Flood stage in St. Joseph is 17 feet, and the Missouri River was expected to crest there Saturday morning at 26.5 feet. She said the city closely monitors the river when it’s at that height but said the river must reach about 29 feet to lead to significant problems. It’s not predicted to get that high.
The U.S. Army Corps of Engineers began closing several locks on the Mississippi River. Lock 16 at Muscatine, Iowa, was to close Thursday, to be followed by others in coming days that stretch roughly 220 miles south along the river, ending at Lock 25 at Winfield on Monday.
“We have to protect large electric motors and other electric components. As you know, that stuff doesn’t play well with water,” said Alan Dooley, a spokesman for the corps office in St. Louis.

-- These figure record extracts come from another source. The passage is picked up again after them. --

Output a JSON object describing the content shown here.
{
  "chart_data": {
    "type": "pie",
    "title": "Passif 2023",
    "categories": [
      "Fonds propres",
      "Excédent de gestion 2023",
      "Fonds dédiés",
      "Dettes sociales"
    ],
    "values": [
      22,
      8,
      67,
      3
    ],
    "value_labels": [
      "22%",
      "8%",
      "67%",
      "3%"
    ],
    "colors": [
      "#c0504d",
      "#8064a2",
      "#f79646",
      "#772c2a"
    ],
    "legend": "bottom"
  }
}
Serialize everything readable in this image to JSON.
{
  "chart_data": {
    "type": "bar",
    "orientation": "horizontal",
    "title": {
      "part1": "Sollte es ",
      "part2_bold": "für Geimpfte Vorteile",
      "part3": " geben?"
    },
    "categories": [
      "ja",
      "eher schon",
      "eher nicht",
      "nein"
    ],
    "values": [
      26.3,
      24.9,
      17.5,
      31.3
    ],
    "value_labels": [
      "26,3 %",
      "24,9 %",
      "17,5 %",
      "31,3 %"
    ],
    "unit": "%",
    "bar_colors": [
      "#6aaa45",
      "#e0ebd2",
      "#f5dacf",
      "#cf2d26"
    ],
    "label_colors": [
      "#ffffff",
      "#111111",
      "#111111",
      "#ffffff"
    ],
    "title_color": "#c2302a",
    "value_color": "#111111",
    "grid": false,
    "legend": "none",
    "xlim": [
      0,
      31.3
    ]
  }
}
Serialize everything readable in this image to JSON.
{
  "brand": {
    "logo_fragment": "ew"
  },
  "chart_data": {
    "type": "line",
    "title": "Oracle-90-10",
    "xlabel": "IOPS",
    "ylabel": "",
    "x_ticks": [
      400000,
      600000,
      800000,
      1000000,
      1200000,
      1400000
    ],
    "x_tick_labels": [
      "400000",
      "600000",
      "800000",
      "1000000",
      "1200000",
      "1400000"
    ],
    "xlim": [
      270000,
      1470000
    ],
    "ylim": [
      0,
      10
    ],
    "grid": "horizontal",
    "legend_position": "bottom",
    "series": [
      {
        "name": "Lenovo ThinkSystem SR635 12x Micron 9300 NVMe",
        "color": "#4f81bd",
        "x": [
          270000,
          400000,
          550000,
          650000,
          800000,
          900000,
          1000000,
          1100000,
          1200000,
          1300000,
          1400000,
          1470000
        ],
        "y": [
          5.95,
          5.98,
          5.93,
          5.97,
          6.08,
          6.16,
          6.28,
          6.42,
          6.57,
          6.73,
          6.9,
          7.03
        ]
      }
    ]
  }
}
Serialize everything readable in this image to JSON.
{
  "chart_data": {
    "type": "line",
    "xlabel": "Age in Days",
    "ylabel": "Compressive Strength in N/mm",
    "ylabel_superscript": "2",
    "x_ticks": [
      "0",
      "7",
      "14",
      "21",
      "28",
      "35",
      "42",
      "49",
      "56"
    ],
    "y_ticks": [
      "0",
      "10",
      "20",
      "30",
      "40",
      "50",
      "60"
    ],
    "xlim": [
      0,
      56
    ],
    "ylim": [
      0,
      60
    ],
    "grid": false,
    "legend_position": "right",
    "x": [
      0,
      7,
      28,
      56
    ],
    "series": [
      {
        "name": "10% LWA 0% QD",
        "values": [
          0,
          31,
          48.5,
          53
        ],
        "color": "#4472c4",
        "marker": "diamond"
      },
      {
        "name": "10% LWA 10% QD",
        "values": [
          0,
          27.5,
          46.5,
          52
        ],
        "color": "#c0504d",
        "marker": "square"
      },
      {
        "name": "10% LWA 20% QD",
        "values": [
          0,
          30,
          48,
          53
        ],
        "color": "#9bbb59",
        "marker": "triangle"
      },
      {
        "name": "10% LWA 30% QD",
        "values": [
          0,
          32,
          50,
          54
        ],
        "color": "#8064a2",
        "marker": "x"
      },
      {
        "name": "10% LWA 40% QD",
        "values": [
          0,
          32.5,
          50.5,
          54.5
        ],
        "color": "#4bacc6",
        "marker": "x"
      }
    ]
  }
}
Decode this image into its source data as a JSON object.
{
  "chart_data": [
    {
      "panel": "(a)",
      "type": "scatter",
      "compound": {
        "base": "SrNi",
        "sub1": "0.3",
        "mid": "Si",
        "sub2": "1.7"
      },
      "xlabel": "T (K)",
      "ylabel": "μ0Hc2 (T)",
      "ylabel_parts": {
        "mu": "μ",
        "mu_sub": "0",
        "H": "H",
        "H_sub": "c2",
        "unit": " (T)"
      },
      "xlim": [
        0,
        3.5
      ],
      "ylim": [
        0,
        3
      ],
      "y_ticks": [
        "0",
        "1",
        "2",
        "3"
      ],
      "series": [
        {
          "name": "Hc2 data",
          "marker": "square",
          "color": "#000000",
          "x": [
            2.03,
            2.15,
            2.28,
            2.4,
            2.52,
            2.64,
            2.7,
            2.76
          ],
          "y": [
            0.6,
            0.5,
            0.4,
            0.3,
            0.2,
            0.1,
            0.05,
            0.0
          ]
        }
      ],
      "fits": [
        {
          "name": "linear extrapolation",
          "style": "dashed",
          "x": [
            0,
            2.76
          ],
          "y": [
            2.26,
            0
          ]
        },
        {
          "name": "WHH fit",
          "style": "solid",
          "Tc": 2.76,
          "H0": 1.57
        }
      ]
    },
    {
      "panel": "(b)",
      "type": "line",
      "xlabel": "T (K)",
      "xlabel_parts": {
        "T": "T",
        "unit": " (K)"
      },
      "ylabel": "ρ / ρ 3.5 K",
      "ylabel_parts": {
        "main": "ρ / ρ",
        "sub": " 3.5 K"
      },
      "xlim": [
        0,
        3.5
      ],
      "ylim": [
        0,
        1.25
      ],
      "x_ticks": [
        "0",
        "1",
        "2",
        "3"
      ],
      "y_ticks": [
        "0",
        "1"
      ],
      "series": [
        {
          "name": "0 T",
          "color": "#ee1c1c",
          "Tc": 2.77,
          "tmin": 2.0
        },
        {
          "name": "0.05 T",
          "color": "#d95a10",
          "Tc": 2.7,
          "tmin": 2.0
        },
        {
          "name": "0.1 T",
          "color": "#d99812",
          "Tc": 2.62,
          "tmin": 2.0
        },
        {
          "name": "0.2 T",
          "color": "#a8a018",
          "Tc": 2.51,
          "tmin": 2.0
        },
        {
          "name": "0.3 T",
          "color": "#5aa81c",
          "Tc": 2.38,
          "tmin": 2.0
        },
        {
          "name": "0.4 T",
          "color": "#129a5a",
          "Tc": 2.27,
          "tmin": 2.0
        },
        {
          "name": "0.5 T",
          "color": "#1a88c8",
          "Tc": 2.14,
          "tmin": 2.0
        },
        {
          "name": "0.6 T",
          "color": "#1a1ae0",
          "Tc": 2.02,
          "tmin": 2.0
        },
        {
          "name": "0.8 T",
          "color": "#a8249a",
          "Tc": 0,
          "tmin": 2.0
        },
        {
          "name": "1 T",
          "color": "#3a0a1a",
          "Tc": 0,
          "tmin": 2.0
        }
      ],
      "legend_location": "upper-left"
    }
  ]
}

He said the motors move large gates or open and close valves that allow water to flow in and out of the locks. He noted the corps only closes the locks, not the river itself, but said, “As the locks are closing from the north to the south, you lose the ability to navigate the river.”
Jim Kramper, a meteorologist with the National Weather Service in Weldon Spring, said parts of northern Iowa and Wisconsin received up to 10 inches of rain late last week.
“A lot of that rainfall was the trigger for what we’re seeing now,” he said.
He said rivers are full from the wet winter and early spring. A slow moving system will travel through the Midwest, with 1 to 4 inches of rain predicted through Saturday, he said.
“Two inches of rain shouldn’t cause rivers to jump,” he said, “but it isn’t going to help.”